Outer walls: Lower levels
Outer walls have three major sections, the basement, the wall, and the top band. They showed bands of murals and other artworks. The lowest band is in the basement section. It depicts a row of elephants marching to the left. The elephants demonstrate different natural expressions. Some also show them in war, throwing enemies while rest portray teasing their riders. Certain artworks also highlight camels as a substitute for horses. It suggested that the Hoysala had used camel for their artillery.
Outer Walls: Upper levels
This level showcases various Hindu fables and legends as mythical Makara. Makara is a mythic creature, a fusion of multiple animals. There are sculptures and inscriptions of Lord Vishnu. But some also include Lord Shiva and Goddess Shakti. Reliefs illustrate the common life of people as well.
Tips for visiting Somnathpur Temple
- The best time to visit this great historical site and temple is between October to March. It gets very hot and humid during summers.
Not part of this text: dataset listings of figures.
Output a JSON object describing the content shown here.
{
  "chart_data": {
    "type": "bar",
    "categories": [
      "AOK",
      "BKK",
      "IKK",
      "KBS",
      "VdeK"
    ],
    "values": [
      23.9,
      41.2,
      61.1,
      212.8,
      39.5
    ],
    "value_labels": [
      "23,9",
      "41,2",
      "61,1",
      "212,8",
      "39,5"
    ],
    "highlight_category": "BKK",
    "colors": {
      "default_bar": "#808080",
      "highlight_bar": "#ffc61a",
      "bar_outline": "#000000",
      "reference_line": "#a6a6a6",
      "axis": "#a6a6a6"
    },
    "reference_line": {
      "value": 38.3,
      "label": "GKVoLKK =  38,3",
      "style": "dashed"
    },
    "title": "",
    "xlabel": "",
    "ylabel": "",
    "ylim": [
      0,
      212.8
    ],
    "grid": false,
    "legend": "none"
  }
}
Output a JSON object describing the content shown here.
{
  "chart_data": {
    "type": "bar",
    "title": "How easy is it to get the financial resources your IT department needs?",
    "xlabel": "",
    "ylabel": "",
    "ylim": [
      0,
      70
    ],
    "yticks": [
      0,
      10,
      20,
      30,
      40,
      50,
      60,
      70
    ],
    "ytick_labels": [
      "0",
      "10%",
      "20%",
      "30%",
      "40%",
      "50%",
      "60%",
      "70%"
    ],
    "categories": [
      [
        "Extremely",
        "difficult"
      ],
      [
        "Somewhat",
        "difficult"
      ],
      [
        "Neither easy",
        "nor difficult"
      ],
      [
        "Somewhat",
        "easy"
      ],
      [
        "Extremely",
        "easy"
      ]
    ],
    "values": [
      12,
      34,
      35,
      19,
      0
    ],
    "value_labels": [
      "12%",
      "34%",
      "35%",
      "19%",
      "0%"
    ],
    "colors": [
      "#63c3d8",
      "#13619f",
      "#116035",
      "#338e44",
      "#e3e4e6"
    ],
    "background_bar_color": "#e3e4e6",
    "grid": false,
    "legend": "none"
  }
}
- Taking photographs is strictly prohibited inside the main temple premises. However, you can take pictures in the surrounding gardens and sit in the open garden. Besides, importance is given to cleanliness. You can check online or in the travel brochure for Somnath temple photos.
- No pets are allowed inside the temple.
- A certified government guide is also provided for Rs 300, for 30 minutes, if you choose to have one.
Basic Somnathpur Temple Information
- The temple is open from 9 AM to 5:30 PM all seven days if the week.
- The entry fee of Rs 5 is charged for Indian citizens and Rs 100 for foreign tourists.
- It takes roughly 3 hours to explore the whole structure and seek blessings of the lord.
- Many buses run from Bangalore and Mysore to Somnathpura.
You can even hire a cab right up to this temple. It takes roughly one hour from Mysore.